Soon, the store managers started getting requests from patients whose doctors had recommended products that weren’t easily sourced – compression stockings, for example, or bras for post-mastectomy patients. Hood and Jacobsen pitched the idea of a larger store off campus that would double as a gift shop and a place where cancer patients could find specialized products.
Shine opened in 2012 in South Lake Union. It’s run by Hood and Jacobsen, along with a sales associate, a lead certified mastectomy fitter and a slew of volunteers. Volunteers are asked to work a three- to four-hour shift at least twice a month. Licensed cosmetologists are also needed to do head shaves, trims and wig stylings for patients and caregivers. Funds raised support SCCA’s patient and family programs including complimentary head shaves, yoga for patients, the Shine Assistance Fund and patient events.
“There’s a misconception that volunteers in gift shops don’t have patient interaction,” says Erica Karlovits, who oversees SCCA’s volunteer services and retail stores. “All of our gift shop volunteers interact with patients, helping them find the right hat or the perfect gift to turn their day around.”
The front portion of Shine looks like any other classy boutique, replete with carefully curated sweaters and skirts, jewelry, books, games and cards. “Most of our cards are blank so that people are inspired to write something real and long,” says Jacobsen.

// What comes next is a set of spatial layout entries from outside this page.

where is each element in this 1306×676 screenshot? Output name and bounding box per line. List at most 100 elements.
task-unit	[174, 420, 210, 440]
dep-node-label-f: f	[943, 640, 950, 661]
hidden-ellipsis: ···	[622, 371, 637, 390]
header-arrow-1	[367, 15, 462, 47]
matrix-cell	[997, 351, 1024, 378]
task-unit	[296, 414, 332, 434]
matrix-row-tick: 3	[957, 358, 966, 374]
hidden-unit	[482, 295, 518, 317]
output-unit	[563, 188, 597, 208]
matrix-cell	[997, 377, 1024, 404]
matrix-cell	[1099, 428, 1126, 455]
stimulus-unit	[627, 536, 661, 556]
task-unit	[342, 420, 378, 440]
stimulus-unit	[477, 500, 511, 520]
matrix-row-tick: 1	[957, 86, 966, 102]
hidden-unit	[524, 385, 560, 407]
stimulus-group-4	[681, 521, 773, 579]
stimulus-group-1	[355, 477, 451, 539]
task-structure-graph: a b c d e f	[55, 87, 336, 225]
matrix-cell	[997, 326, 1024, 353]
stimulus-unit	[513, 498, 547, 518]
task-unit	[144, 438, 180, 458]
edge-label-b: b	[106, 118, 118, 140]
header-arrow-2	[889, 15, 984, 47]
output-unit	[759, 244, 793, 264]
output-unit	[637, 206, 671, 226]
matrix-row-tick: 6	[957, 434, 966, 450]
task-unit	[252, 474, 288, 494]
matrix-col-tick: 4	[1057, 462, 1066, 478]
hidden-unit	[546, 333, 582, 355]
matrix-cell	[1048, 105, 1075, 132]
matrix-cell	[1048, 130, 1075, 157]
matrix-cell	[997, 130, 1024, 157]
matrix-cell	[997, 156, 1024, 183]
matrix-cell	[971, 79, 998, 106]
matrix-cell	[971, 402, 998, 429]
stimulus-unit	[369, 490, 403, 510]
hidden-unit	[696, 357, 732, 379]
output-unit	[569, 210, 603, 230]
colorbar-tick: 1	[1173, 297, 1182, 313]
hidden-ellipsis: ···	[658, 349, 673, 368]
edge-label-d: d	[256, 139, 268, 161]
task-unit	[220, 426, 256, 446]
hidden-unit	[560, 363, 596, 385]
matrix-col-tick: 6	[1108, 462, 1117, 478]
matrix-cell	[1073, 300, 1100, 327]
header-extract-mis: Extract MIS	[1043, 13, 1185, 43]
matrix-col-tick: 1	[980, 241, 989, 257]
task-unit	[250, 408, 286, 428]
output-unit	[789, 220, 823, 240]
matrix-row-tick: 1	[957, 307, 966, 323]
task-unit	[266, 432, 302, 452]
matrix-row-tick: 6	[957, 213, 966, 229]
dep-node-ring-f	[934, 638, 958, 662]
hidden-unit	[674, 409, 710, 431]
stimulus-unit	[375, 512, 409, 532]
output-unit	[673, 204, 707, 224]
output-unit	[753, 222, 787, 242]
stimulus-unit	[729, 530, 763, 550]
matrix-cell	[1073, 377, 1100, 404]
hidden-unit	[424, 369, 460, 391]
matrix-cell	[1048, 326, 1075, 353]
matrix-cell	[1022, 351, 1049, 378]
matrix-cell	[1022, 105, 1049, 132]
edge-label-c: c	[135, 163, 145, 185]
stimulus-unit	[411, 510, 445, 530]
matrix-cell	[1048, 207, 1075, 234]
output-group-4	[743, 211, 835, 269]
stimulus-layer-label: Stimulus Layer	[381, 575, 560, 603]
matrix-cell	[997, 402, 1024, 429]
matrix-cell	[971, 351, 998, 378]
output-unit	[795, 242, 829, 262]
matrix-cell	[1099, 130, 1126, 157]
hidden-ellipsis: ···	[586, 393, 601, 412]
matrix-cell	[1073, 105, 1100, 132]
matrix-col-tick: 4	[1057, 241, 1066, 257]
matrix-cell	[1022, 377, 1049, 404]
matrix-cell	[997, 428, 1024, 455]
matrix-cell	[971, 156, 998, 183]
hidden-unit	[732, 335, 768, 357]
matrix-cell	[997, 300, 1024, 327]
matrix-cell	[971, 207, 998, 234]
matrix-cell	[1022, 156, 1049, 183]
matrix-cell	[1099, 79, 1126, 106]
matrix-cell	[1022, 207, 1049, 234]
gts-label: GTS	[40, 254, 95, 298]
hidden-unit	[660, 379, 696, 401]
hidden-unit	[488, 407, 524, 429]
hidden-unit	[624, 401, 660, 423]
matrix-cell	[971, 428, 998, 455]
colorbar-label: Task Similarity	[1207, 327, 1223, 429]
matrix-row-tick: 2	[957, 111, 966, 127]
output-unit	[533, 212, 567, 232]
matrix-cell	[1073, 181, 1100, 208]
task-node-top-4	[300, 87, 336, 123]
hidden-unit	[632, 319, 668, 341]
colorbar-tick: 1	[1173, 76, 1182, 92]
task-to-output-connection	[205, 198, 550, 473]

But look a little closer and it becomes apparent that this is a store with a mission. Shine welcomes the typical retail customer looking for a cute pair of earrings, but they also cater to patients. The cooking section stocks whimsical gifts such as a butter-churning kit, cookie cutters and tiny Mason jars. But there’s also a whey protein powder recommended by SCCA dietitians because it has no added sugar or salt, along with a cookbook called “The Cancer-Fighting Kitchen.”
“People love the cooking section,” says Jacobsen. “It makes them feel hopeful and think, ‘How am I going to change my life as a result of my diagnosis?’”
Shine offers many types of compression garments for patients with venous issues or lymphedema. A certified mastectomy fitter helps women with breast prosthetics or finding the right bra. Cancer can cause sexual side effects so a sexual intimacy section offers dilator kits and products to aid men in achieving an erection.
There’s an extensive hat collection, wigs and head coverings, which is by design. “It’s what gets patients in here, that fear of losing their hair,” says Hood. “We start with hats. We like to think of it as the beginning of our relationship with a patient.”
It’s not unusual for Hood or Jacobsen to team up with a patient’s nurse or doctor to ensure that the patient is receiving the most useful products. “We say all the time that this is retail nirvana,” says Jacobsen. “We get to see how we complete SCCA’s care circle.”